Het gegeven dat er 1) te weinig kennis bestaat van het fenomeen geagiteerd deliriumsyndroom bij de politiediensten, 2) dat er in de literatuur geen eenduidigheid blijkt te bestaan rond de gewenste aanpak van dit fenomeen en 3) dat er geen eenvormige procedure of ‘code of good practices’ (vrij vertaald: handleiding van goede praktijken) bestond m.b.t. dergelijke personen, of onhandelbare personen in een cel, doet geen afbreuk aan voorgaande beschouwingen.
De beslissing tot het inzetten van een bijzondere eenheid houdt geenszins een vrijgeleide in “voor de betrokkenen om ongebreideld alle bevoegdheden, middelen en technieken waarover zij beschikken of waarvan zij kennis hebben in te zetten. Alvorens in concreto op te treden, zullen ook deze politiebeambten - net als alle andere die geen deel uitmaken van een bijzondere eenheid - de wijze van hun optreden moeten bepalen aan de hand van de principes van de wettelijkheid, proportionaliteit en subsidiariteit, vooropgesteld in de artikelen 37, 37bis en 38 Wet Politieambt (en de aldaar geformuleerde waarschuwingsplicht moeten respecteren).
Het kernartikel 37 van de Wet Politieambt - waarnaar de andere hiervoor vermelde artikelen kruisverwijzen - legt de inschattingsplicht namelijk bij elke politieambtenaar die een taak van bestuurlijke of gerechtelijke politie vervult. Met andere woorden: het feit dat een politieoverste beslist tot de inzet van een bijzondere eenheid heft geenszins de voormelde inschattingsplicht op in hoofde van de leden van de bijzondere eenheid die concreet de gebeurtenis zullen moeten gaan beheersen. Hoe de leden van de bijzondere eenheden dan precies zullen handelen (of eventueel niet zullen handelen), hangt derhalve af van hun inschatting van de concrete situatie, waarmee zij de visu geconfronteerd zullen worden, alsmede - uiteraard - van de informatie die hen van hogerhand meegedeeld is.
Van normaal zorgvuldige interventie-leden die de opdracht krijgen om een geagiteerde persoon in bedwang te houden, teneinde hem een kalmerende injectie te laten toedienen, mag worden verwacht dat zij de hen opgedragen opdracht niet blindelings uitvoeren, maar dat zij, in functie van de zich concreet voordoende omstandigheden, gelet op de plaatsgesteldheid, de gemoedstoestand/ ziektebeeld van de betrokkene, en de voorafgaande gebeurtenissen, vooraf een afweging maken tussen de verschillende opties om de opdracht uit te voeren.

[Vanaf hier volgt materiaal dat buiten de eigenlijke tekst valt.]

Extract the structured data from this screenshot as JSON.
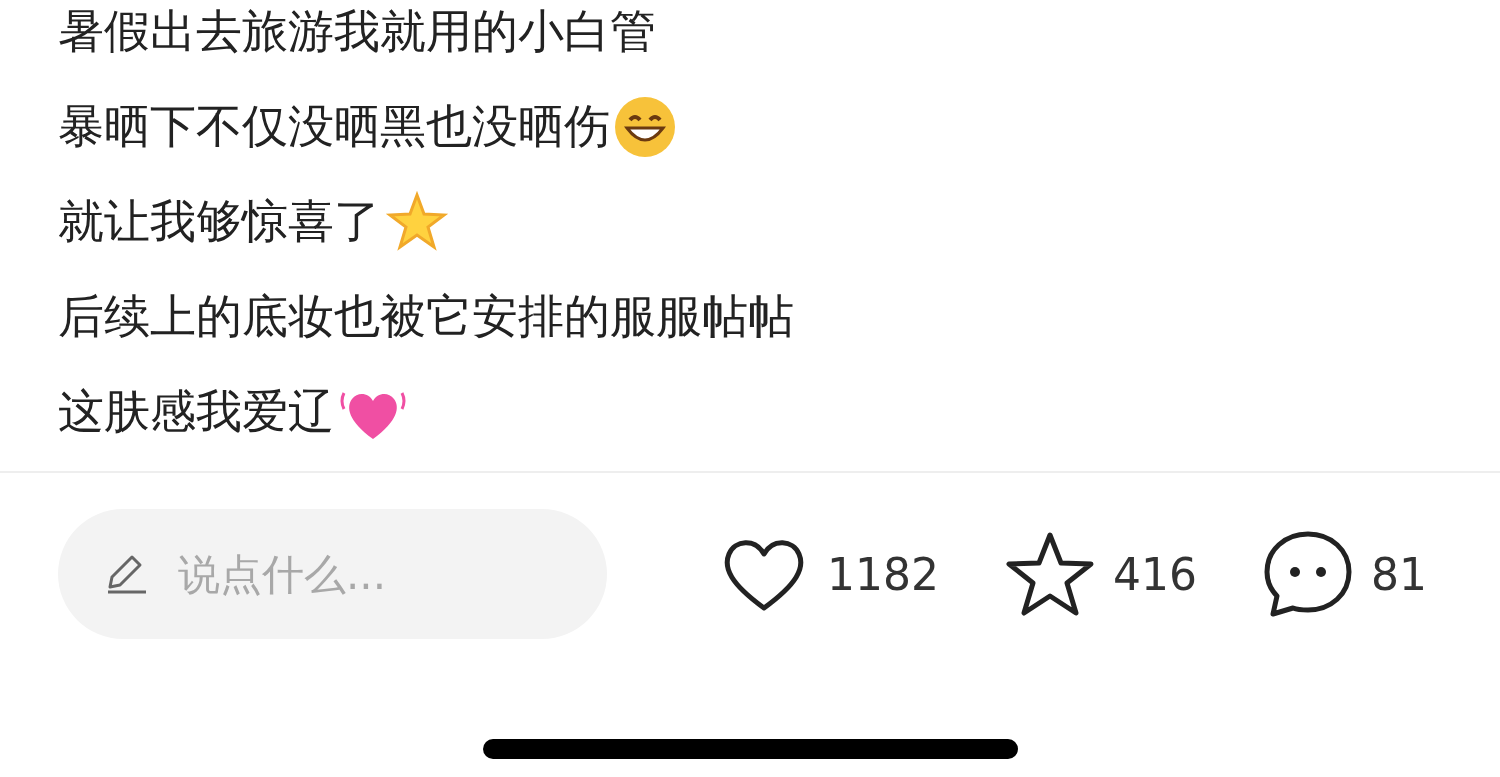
{
  "post": {
    "lines": [
      {
        "kind": "plain",
        "text": "暑假出去旅游我就用的小白管"
      },
      {
        "kind": "grin",
        "text": "暴晒下不仅没晒黑也没晒伤"
      },
      {
        "kind": "star",
        "text": "就让我够惊喜了"
      },
      {
        "kind": "plain",
        "text": "后续上的底妆也被它安排的服服帖帖"
      },
      {
        "kind": "heart",
        "text": "这肤感我爱辽"
      }
    ]
  },
  "bottom_bar": {
    "comment_field": {
      "placeholder": "说点什么..."
    },
    "actions": [
      {
        "kind": "like",
        "count": "1182"
      },
      {
        "kind": "collect",
        "count": "416"
      },
      {
        "kind": "comment",
        "count": "81"
      }
    ]
  }
}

Daarbij moet ook stilgestaan worden bij de mogelijke risico’s van de uit te voeren opdracht en getracht worden om deze, in het belang van eenieder, zoveel als mogelijk te beperken. Dit veronderstelt dat de interventieleden vooraf, bij een overlegmoment, met de nodige professionele ingesteldheid aan kritische en creatieve reflectie doen en een inschatting moeten maken van de zich concreet voordoende situatie en de uitvoeringswijze van de opdracht, rekening houdende met de principes van wettelijkheid, proportionaliteit en subsidiariteit.

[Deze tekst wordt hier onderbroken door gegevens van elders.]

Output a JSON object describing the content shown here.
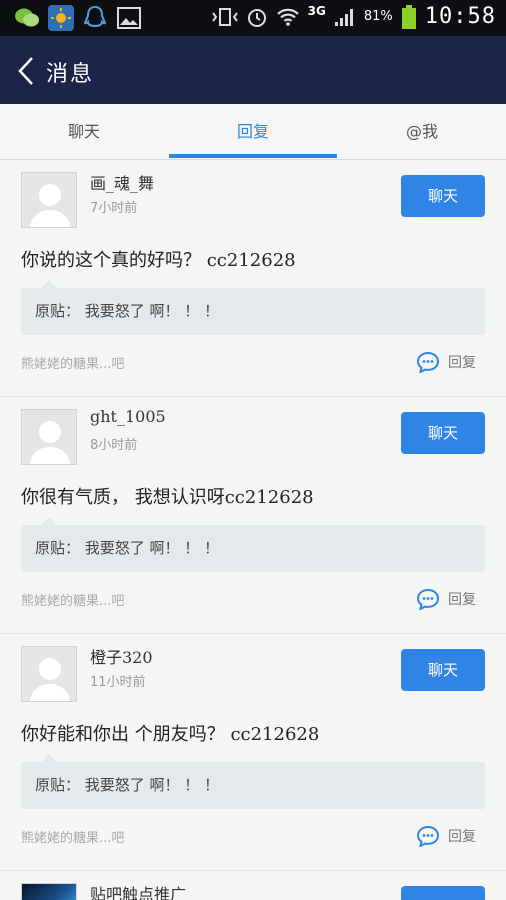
{
  "status_bar": {
    "network": "3G",
    "battery": "81%",
    "time": "10:58"
  },
  "header": {
    "title": "消息"
  },
  "tabs": [
    {
      "label": "聊天",
      "active": false
    },
    {
      "label": "回复",
      "active": true
    },
    {
      "label": "@我",
      "active": false
    }
  ],
  "items": [
    {
      "user": "画_魂_舞",
      "time": "7小时前",
      "chat_label": "聊天",
      "message": "你说的这个真的好吗？ cc212628",
      "quote": "原贴： 我要怒了 啊！ ！ ！",
      "forum": "熊姥姥的糖果...吧",
      "reply_label": "回复"
    },
    {
      "user": "ght_1005",
      "time": "8小时前",
      "chat_label": "聊天",
      "message": "你很有气质， 我想认识呀cc212628",
      "quote": "原贴： 我要怒了 啊！ ！ ！",
      "forum": "熊姥姥的糖果...吧",
      "reply_label": "回复"
    },
    {
      "user": "橙子320",
      "time": "11小时前",
      "chat_label": "聊天",
      "message": "你好能和你出 个朋友吗？ cc212628",
      "quote": "原贴： 我要怒了 啊！ ！ ！",
      "forum": "熊姥姥的糖果...吧",
      "reply_label": "回复"
    }
  ],
  "partial_item": {
    "user": "贴吧触点推广"
  },
  "colors": {
    "accent": "#2f84e6",
    "header_bg": "#1c2548",
    "battery": "#8ed02a"
  }
}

Er mag van hen worden verwacht dat zij niet verblind worden door hun betrachting de hen gegeven opdracht zonder meer uit te voeren vanuit hun ervaring met eerdere interventies, maar dat zij oog hebben voor 1) de concrete specifieke situatie en 2) de mogelijke risico’s bij de uitvoering van hun opdracht.

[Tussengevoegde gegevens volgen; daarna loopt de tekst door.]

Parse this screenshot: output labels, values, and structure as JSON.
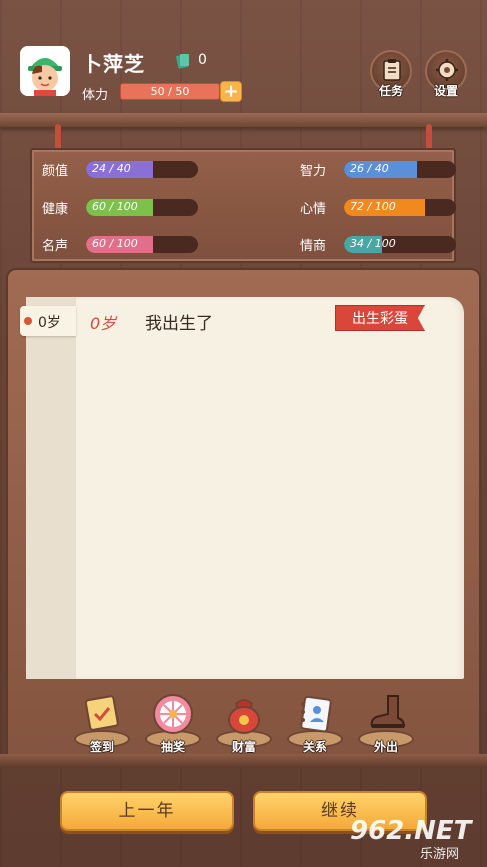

Artikel 70 van het Strafwetboek stipuleert dat er geen misdrijf is wanneer het feit door de wet is voorgeschreven en door de overheid is bevolen. Het gebruikte geweld is evenwel slechts wettelijk indien toegelaten door een wettelijk of reglementair gekregen bevel, het de mate niet overschrijdt welke volstrekt nodig is om de bevolen daad te stellen.
De bijstand vragende eenheid kan enkel beslissen over het al dan niet inzetten van de interventie-eenheid, maar heeft niets te zeggen over de tactische uitvoering aan de keuze van tactiek. Daarover de beslist de teamleider van de interventie-eenheid.